The bourse turned volatile from the opening, and the KRX activated a five-minute sidecar curb at 9:57 a.m. A side car curb is triggered when prices fluctuate 5 percent compared to their previous close for over a minute. It took effect for the first time since June 2020.

Among the shares with double-digit gains were EcoPro BM and its parent company EcoPro, both affiliated with the secondary battery industry.
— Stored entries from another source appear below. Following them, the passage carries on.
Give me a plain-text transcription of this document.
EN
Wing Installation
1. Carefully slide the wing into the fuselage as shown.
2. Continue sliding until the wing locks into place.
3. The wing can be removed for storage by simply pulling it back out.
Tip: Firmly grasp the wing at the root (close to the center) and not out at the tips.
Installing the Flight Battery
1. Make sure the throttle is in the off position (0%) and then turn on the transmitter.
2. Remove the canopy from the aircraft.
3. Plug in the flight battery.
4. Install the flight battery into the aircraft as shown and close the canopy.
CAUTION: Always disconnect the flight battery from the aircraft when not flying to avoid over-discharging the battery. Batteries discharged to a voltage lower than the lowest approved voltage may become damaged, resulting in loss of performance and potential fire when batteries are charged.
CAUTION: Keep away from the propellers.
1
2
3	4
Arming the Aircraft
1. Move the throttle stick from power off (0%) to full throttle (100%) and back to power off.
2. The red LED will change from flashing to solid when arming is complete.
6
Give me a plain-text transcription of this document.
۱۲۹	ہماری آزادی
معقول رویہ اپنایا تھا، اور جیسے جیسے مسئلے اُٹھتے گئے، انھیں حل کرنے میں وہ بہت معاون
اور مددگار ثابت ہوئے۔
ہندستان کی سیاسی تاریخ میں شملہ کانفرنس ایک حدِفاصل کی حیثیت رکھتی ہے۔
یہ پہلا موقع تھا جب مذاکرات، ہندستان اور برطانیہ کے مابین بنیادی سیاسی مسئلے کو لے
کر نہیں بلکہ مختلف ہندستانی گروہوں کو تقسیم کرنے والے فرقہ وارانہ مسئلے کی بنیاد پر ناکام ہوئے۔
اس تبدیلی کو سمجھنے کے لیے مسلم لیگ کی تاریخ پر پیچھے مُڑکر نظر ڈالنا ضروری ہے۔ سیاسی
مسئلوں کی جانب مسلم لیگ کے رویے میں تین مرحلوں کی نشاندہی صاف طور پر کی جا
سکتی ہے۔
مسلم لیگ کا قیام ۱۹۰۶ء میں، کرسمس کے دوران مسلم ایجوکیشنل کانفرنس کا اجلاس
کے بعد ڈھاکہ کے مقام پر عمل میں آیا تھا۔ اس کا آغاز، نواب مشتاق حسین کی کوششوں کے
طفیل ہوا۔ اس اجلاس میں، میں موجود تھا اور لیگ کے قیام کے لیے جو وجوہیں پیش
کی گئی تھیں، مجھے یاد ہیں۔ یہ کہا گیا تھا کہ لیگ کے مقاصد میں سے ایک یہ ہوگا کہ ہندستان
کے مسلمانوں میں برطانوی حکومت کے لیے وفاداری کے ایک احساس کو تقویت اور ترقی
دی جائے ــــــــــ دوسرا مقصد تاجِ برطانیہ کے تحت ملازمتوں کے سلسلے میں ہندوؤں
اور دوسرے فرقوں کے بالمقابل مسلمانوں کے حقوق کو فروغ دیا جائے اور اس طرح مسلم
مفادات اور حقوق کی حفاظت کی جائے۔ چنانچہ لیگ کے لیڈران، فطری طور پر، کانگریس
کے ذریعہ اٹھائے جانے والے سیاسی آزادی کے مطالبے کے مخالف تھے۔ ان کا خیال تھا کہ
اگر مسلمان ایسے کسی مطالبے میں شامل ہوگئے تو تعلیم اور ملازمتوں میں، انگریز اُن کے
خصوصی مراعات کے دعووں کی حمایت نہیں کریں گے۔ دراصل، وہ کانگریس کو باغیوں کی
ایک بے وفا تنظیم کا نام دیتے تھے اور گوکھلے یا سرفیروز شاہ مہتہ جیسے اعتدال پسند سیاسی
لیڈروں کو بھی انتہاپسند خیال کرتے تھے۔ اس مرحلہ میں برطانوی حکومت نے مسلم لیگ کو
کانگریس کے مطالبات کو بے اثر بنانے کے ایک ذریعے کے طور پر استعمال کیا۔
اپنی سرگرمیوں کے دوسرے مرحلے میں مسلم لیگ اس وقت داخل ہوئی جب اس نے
EcoPro BM went up 30 percent and EcoPro increased 29.98 percent.

The Korean currency closed at 1,297.3 won per dollar, down 25.1 won from the previous day's close.

Analysts said the stock market rally, however, may be short-lived and could be followed by a massive flight of foreign capital.

They noted Korea’s latest ban can be perceived as going against international norms, considering overseas markets widely allow short-selling – a trader selling borrowed shares to buy them back at a lower price and pocket the difference.

NH Investment Securities analyst Na Jeong-hwan speculated that net purchases by foreign investors are “likely to be the dominant trend in the short term.”

Kim Dae-jun, a Korea Investment & Securities analyst, voiced a similar view, saying that the sales of short-selling-linked shares will go on in the short term as "there is a large quantity of remaining balances of the shares.”

Concerning the long-term effect of the ban on short-selling, Na remained skeptical.

“It can hinder market transparency and lower Korea’s bid to gain development market status from global index provider Morgan Stanley Capital International (MSCI),” Na said.

Speaking on condition of anonymity, an analyst at an asset management company said the ban will “make Korea a less attractive investment destination in the longer term and can result in the outflow of foreign capital as long as the ban remains in effect.”